Page MenuHomePhabricator

Scap prometheus migration: Reduce the cardinality of scap timers/statsd metrics
Closed, ResolvedPublic

Description

We make use of "timers" with variables in scap, e.g. for scap deploy we show Finished deploy_foo/deploy (duration: 00m 29s)

These timers, optionally, send timing data to statsd.

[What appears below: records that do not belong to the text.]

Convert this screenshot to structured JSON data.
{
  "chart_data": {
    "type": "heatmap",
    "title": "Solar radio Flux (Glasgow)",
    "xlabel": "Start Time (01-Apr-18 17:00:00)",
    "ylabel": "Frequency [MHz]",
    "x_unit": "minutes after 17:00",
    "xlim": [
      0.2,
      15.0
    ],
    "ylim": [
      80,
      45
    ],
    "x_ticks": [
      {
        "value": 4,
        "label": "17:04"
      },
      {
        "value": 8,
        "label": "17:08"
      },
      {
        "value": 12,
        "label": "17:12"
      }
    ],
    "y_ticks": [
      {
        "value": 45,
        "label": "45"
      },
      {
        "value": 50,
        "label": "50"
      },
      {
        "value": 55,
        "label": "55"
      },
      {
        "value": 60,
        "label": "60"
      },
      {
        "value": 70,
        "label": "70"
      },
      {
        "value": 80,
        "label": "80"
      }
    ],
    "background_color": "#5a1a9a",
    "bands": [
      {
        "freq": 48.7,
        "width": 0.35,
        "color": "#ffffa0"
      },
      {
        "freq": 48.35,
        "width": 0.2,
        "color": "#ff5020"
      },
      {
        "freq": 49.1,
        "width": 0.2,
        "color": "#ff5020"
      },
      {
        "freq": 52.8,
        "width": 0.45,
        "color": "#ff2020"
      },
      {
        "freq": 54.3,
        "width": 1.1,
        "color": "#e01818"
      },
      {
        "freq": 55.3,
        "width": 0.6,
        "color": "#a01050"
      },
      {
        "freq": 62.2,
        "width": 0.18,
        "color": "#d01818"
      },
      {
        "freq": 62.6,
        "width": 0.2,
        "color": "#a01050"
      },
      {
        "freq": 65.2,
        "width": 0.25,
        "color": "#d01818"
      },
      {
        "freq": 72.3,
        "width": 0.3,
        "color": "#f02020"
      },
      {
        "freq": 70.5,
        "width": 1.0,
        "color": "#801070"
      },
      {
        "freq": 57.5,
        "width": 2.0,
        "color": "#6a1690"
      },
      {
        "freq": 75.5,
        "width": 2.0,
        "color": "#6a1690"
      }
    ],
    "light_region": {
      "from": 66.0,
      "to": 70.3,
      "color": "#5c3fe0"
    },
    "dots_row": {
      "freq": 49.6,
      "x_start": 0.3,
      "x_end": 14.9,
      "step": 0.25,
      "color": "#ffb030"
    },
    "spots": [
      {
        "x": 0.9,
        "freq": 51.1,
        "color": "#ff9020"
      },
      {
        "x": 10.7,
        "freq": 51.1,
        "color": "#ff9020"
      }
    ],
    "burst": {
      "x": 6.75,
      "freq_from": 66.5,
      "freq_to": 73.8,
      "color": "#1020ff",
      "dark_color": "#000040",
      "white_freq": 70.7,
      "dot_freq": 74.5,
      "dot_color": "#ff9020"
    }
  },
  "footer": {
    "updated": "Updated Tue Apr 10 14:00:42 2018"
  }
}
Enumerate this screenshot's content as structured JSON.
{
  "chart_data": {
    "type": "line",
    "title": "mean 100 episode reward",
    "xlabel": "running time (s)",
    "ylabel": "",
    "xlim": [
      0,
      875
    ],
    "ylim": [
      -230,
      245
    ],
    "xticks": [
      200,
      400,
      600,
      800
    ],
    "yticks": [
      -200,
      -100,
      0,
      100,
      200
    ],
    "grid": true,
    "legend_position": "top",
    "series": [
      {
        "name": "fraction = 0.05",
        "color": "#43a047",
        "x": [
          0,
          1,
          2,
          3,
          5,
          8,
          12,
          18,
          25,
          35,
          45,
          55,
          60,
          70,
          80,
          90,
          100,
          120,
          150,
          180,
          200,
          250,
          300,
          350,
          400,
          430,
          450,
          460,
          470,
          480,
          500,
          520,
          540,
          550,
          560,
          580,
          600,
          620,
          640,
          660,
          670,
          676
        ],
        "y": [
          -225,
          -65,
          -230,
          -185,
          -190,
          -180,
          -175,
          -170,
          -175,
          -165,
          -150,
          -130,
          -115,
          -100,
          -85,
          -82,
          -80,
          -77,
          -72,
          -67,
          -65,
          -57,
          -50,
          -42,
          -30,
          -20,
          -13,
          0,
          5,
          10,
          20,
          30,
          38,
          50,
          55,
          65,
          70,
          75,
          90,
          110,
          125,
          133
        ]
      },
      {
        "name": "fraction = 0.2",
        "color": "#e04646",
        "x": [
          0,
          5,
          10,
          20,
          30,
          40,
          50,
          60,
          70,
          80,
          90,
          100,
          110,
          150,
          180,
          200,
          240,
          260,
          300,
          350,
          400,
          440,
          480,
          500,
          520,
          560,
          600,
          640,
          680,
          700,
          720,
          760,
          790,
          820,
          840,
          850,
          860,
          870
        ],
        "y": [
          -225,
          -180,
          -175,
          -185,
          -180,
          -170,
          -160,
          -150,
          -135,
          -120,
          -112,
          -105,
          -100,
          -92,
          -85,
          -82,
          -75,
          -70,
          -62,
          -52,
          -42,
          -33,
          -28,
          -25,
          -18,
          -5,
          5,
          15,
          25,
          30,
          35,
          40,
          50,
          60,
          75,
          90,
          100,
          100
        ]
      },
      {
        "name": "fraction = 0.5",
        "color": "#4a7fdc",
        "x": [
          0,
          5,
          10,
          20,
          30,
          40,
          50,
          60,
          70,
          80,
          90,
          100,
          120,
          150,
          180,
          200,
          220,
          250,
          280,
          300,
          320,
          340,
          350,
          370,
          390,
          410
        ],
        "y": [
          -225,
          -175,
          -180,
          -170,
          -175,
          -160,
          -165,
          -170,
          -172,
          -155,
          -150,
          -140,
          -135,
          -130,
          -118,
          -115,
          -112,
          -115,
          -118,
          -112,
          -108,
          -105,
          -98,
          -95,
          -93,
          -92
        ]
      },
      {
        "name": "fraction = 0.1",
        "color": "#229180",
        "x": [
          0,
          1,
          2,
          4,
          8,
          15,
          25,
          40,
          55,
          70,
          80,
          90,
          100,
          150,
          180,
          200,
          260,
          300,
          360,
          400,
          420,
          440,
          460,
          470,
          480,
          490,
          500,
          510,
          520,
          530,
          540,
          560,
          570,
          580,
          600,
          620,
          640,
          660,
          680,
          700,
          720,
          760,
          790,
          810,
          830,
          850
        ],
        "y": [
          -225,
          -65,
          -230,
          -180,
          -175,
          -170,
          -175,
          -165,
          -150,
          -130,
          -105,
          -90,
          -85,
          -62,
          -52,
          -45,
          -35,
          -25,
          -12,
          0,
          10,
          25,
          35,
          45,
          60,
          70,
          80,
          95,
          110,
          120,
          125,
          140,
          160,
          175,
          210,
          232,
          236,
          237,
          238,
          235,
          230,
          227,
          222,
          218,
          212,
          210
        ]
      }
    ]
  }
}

This means graphite (and in future prometheus) has a lot of very long labels like:

  • running_helm___kubeconfig__etc_kubernetes_mw_api_ext_deploy_codfw_config_rollback_canary_in__srv_deployment_charts_helmfile_d_services_mw_api_ext
  • deploy__gerrit_gerrit_30691f2_
  • scap_prep_1_43_0_wmf_9

We should normalize or eliminate timers containing variables to reduce cardinality in statsd and hopefully make our metrics more useful

Details

Related Changes in GitLab:
TitleReferenceAuthorSource BranchDest Branch
Reduce the cardinality of scap timers/statsd metrics (phase 2)repos/releng/scap!572dancymaster-I35419fd6888b89c5f9bfc68482665b24dd476f60master
Reduce the cardinality of scap timers/statsd metrics (phase 1)repos/releng/scap!569dancymaster-I56b7ebbc58ed1460f658a2049586d57d69944a52master
Reduce the cardinality of scap timers/statsd metricsrepos/releng/scap!562dancymaster-I81ae5d2fdf6a1a9c8b959c976f52d4b16022ead4master
Customize query in GitLab

Event Timeline

@lmata @colewhite Does the existing statsd listener accept tagged datapoints like so?

metric_name;tag1=value1;tag2=value2

If it does, that would be useful to us as we work on transitioning to Prometheus style metrics (which support labels in a similar way to Graphite tags).

If it does, that would be useful to us as we work on transitioning to Prometheus style metrics (which support labels in a similar way to Graphite tags).

We use statsite as the metrics entry point. I would guess it doesn't from a quick look at the docs and bug tracker.

thcipriani merged https://gitlab.wikimedia.org/repos/releng/scap/-/merge_requests/569

Reduce the cardinality of scap timers/statsd metrics (phase 1)

Mentioned in SAL (#wikimedia-operations) [2024-11-15T19:51:31Z] <dancy@deploy2002> Started scap sync-world: Testing T377883

Mentioned in SAL (#wikimedia-operations) [2024-11-15T19:54:37Z] <dancy@deploy2002> Finished scap sync-world: Testing T377883 (duration: 03m 06s)

If it does, that would be useful to us as we work on transitioning to Prometheus style metrics (which support labels in a similar way to Graphite tags).

We use statsite as the metrics entry point. I would guess it doesn't from a quick look at the docs and bug tracker.

Thanks for this information. I've kept changes simple in that case.

Is it possible to delete the data series with the following name prefixes from graphite?
scap.deploy__
scap.running_
scap.scap_prep_

Is it possible to delete the data series with the following name prefixes from graphite?
scap.deploy__
scap.running_
scap.scap_prep_

Done!

dancy claimed this task.
dancy triaged this task as Low priority.